‘Any sufficiently advanced technology is indistinguishable from magic.’ Arthur C. Clarke
In the SBC Neural Network post we saw a 1k weights network trained with 10k samples to approximate the sine function. In this post we will use a 175G weights trained with 450G samples that can program better than the average programmer. The size of these models are impressive, but actually nobody knows really how they work or what are their limitations.
GitHub Copilot is an AI tool that speeds up software development, allowing the programmer to do many things that were previously impossible. At first, it seems similar to use StackOverflow, a website where programmers send questions when they don’t know how to do something, but Copilot goes much further, it is able to synthesize a new answer for our problem.
Copilot is included in a Microsoft Visual Studio Code and continuously suggests codes in grey that you can accept by pressing the tab button. This suggested code can be roughly defined the “most common” match between your query (your code) and the training dataset (GitHub code).
In this example, we define our function and its docstring and ask Copilot for completion. As we see, the completion corresponds with the docstring. The first intuition is that Copilot acts as a search engine and simply matches your query with its training dataset (150GB of open source projects), but this is not how it works.
Here we create some random/crazy string that can’t be in the training set. The result still looks like is the most coherent solution that can be provided, in this case: the sum of the input parameters.
In this example, we ask (in Spanish) to sum the area of intersection of two circles given its center and radius. Copilot understands the Spanish text without problems and suggests the function name, the parameters and all the function body. After a short review it looks like the code should work.
Now we create a hypothetical question/answer text. This makes Copilot match the query to some exams that can be in this training dataset. We simply ask for the capital of Spain, and Copilot generates the correct answer.
However, if we ask about a non existent country, Copilot also gives its best answer that looks “correct” too.
In this example we reverse the process, we give the answer to try to generate the question. Copilot generates a question that we did not expect. We expected ‘What is the capital of France?’ and Copilot asked ‘What is the result of the following code?’ but still we can understand a correct suggestion.
Here we force Copilot to ask about what we want changing to a more common language and adding first letter. However, it generates another question, this time completely wrong and has no relation with the answer.
In summary, Copilot:
- Builds a suggestion based on the most common solution.
- Is usually correct simply if your query makes sense.
- Is usually wrong when your query looks like a common problem but it is not, and it actually has a very different objective.
Copilot using open source libraries
Copilot was trained with open source projects. It includes millions of use cases of any open source library like numpy, opencv, qt… This makes Copilot really useful because it helps the programmer with the most common suggestion that is usually the best.
In this example, we use the unittest python module, and Copilot knows that the unittest.TestCase has a method named assertEqual and also knows that foo( 1, 2 ) should be 3.
Above we create a more complex foo function (that we assume it can’t be in the training data), to see if Copilot really understands the code. After running the code with 17 test cases, only 6 failed giving a 65% of success ratio.
It may not seem like much, but keep in mind that Copilot is not a python interpreter, it has not executed the function to get its output… Copilot has used what learned during training to convert our query in the output that has perfect python syntax and also works well 65% of the time.
One might expect that a long input text will cause Copilot to fail, but it doesn’t, the more information we give, the better answers copilot can generate.

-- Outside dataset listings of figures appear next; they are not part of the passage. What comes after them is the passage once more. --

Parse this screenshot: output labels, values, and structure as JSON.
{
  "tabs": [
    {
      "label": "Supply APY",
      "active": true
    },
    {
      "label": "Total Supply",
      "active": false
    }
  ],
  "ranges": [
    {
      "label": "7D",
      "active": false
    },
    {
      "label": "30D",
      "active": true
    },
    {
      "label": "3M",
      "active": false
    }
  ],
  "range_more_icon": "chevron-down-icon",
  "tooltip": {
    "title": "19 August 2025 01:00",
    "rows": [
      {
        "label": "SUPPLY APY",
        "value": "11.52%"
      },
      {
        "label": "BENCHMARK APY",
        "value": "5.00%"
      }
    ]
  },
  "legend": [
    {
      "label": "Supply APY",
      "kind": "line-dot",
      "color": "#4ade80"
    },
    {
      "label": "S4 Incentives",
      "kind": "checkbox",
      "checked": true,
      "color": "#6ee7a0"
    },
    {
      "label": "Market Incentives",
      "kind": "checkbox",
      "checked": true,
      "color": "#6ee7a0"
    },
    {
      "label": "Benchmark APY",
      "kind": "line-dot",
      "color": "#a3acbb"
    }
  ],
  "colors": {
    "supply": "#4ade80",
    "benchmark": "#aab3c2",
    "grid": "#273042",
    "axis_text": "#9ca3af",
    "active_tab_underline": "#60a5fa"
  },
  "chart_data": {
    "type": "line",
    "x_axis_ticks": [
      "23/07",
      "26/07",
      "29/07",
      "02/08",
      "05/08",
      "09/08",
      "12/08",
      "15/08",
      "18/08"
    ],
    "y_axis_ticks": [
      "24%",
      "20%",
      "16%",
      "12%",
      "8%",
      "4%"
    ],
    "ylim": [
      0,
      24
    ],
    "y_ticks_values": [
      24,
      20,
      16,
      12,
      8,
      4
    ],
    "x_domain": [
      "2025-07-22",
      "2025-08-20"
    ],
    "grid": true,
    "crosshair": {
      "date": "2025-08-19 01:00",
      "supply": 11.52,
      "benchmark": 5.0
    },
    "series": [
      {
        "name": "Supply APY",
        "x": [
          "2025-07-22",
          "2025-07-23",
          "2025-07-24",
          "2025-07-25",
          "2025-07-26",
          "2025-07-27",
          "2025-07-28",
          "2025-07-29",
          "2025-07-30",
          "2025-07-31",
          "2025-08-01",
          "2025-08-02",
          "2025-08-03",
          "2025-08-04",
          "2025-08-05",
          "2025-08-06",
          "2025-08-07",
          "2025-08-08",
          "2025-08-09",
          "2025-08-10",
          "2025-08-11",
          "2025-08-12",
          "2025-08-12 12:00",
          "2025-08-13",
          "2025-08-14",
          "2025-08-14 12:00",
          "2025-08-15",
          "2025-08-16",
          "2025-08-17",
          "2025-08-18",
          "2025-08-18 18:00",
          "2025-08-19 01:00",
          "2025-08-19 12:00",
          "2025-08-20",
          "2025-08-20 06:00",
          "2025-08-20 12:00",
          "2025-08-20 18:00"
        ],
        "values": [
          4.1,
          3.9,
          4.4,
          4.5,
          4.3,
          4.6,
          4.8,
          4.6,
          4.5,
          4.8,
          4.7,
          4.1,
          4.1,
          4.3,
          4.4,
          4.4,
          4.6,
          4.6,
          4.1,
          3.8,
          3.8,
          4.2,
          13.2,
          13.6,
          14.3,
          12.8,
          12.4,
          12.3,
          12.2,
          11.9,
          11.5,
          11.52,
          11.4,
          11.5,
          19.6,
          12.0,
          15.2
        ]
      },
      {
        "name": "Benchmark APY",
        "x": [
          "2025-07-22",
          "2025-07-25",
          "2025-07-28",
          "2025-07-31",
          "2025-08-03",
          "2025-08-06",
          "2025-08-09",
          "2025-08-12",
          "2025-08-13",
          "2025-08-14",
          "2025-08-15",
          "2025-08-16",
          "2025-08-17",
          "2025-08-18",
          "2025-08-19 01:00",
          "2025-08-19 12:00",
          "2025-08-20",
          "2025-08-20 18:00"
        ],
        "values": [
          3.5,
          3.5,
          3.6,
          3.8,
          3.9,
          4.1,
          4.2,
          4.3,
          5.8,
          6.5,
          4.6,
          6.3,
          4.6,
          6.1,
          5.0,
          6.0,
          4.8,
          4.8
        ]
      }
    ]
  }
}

In the example above we ask for a complex task, a complete program that requires different understandings to solve, like: python programming skills, micropython specific libraries and how to use them correctly even in human text description understanding.
The full hint is displayed in the next cell. Note that it matches the program description very well. The application class makes sense, and even the micropython libraries (PIN, UART, ADC, PIN.irq…) are correctly used. It is not 100% perfect, for example in this case temp_senor is an ADC object, which doesn’t have temp_sensor.init() method, and other small errors can be generated, but the whole structure of the program is definitely correct and the small errors can be fixed easily.
Finally, in the example below we use Copilot to add the comments to the previous code. We copy the class twice and add some guide to Copilot like “Docstring version of the above class”. Copilot generates the class and comments for each line.